In a move to show kidnappers that none of the 31 other countries in the coalition would follow suit, the United States issued a statement Wednesday vowing not to make concessions to hostage-takers. Many of the other coalition members were expected to issue similar statements in the coming days, State Department spokesman Richard Boucher said.
"We are united in our resolve to make no concessions to terrorists," read the statement. "We understand that conceding to terrorists will only endanger all members of the multinational force, as well as other countries who are contributing to Iraqi reconstruction and humanitarian assistance," it said.

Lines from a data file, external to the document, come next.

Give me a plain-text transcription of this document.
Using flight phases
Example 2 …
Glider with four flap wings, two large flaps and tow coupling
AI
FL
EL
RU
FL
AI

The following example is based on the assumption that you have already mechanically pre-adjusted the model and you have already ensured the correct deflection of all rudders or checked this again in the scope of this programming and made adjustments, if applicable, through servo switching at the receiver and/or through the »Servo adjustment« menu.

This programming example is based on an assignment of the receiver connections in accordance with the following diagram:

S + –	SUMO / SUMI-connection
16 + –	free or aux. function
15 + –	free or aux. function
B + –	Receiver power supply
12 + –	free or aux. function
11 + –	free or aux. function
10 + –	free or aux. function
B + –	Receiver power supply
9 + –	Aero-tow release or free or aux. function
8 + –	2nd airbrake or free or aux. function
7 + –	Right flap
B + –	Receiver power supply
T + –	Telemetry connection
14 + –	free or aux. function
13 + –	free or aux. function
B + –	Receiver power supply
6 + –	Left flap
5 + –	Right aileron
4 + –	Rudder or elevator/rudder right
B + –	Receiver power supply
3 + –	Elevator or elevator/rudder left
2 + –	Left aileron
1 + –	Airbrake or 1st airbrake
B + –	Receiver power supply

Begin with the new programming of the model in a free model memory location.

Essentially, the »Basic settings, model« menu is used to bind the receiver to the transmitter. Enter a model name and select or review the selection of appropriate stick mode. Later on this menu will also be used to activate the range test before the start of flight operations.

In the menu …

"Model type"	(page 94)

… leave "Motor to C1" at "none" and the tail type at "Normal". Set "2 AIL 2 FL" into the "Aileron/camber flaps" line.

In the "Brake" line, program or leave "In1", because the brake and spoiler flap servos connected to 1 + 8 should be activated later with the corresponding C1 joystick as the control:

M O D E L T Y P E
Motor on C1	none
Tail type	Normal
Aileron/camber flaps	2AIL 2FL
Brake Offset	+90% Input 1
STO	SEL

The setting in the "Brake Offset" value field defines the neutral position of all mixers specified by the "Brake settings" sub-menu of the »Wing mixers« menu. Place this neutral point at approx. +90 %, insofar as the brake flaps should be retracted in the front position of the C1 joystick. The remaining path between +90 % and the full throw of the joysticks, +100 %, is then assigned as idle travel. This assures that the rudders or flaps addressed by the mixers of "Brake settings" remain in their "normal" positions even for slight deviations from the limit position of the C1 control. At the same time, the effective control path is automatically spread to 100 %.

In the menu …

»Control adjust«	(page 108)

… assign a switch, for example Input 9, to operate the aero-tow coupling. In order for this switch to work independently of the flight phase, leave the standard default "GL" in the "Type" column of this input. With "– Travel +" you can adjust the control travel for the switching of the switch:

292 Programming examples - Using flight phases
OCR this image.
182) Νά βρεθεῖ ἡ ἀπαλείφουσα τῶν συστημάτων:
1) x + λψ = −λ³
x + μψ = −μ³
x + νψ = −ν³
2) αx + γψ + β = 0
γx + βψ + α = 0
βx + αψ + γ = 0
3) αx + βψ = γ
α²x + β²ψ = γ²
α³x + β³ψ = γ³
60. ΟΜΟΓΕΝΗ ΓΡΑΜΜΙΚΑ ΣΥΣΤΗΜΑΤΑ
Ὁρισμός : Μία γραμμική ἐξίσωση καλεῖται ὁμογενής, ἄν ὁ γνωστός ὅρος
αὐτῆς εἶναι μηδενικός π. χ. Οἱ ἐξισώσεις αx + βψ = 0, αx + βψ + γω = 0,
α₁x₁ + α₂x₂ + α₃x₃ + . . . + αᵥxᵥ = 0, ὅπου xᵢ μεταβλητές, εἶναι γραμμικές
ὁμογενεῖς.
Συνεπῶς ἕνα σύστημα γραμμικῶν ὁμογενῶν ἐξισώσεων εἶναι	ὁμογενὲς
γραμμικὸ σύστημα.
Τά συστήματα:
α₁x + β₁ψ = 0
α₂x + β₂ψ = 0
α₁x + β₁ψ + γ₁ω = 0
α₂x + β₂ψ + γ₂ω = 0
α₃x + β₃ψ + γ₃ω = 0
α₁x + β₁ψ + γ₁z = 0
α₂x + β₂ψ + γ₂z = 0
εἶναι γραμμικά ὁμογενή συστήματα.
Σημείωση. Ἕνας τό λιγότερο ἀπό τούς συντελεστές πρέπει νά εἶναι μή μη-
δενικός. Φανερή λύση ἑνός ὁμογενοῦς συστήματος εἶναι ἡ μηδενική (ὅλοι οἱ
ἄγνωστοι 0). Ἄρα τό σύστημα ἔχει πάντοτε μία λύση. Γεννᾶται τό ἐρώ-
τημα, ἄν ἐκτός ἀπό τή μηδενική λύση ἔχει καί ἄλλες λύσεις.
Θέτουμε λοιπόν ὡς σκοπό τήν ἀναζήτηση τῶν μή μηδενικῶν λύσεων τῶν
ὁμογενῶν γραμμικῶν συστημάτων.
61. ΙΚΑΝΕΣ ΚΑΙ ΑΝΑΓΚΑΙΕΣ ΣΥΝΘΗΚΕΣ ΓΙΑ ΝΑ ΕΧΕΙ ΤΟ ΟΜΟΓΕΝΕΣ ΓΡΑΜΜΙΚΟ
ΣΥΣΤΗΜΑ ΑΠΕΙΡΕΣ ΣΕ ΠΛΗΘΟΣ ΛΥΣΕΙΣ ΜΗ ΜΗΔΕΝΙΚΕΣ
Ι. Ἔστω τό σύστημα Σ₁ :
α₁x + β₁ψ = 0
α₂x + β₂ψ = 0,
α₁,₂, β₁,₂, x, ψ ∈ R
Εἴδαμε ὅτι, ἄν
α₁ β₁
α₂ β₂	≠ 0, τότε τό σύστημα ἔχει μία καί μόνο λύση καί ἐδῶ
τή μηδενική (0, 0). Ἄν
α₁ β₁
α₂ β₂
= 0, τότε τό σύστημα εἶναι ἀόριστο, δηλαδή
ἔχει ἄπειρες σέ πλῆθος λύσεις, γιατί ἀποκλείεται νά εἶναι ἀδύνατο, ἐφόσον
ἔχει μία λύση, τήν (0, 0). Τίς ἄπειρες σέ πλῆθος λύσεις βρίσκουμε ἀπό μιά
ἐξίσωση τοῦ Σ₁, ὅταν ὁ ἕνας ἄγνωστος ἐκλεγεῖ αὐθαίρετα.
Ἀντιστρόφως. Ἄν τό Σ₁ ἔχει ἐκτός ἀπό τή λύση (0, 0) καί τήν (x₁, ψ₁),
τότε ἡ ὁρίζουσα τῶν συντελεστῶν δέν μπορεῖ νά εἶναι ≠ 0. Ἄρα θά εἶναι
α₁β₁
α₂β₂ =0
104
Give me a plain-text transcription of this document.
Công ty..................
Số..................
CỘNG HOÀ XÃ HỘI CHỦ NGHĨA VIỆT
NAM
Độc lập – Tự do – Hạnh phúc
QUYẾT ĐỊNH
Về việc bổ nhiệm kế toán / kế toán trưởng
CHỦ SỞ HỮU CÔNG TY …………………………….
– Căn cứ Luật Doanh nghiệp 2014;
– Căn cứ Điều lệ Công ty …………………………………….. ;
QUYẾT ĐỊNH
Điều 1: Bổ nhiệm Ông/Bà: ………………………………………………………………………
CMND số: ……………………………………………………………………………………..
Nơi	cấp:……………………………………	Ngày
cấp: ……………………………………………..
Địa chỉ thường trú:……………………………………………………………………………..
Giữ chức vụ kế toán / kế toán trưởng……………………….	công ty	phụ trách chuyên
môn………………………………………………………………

In another hostage crisis, Jordanian militant Abu Musab al-Zarqawi's Tawhid and Jihad group freed two Turkish truck drivers, Turkish Foreign Minister Abdullah Gul said Wednesday. In a video broadcast on the Al-Jazeera television station Wednesday, the militants said they were freeing the men because their company had promised not to haul any more goods to the U.S. military in Iraq.
The violence in Mosul, which the U.S. military called a coordinated wave of assaults, began about 11:30 a.m. with a drive-by shooting at the Karama police station. Soon after, an Iraqi police patrol was attacked in southern Mosul, the military said.
Later, dozens of masked men with assault rifles and rocket-propelled grenade launchers moved through the streets in the Bab al-Toub section of the city. Police headed to the area and a gunbattle, punctuated by explosions, broke out, witnesses said.
Other violence in the city included a bomb attack on a U.S. convoy and attacks against the power plant and al-Jumhouri Hospital, the military said in a statement.
Militants also tried to loot a local bank, said Hazem Jalawi, spokesman for the provincial government. The fighting damaged shops and cars and left debris and rubble strewn throughout the streets.
Two U.S. bases in Mosul also came under attack, said Capt. Angela Bowman, a U.S. military spokeswoman.
"What has happened today, destruction by burglars and criminals, this proves that they are not real Iraqis," chief of police, Mohammed Khairy Barhawie, said in a statement distributed by the U.S. military.
Meanwhile, an Iraqi civilian was killed when a roadside bomb detonated near an Iraqi National Guard patrol in Baqouba, 35 miles northeast of Baghdad Wednesday morning. The guards were unharmed, said Ali Hussein, from Baqouba's General Hospital.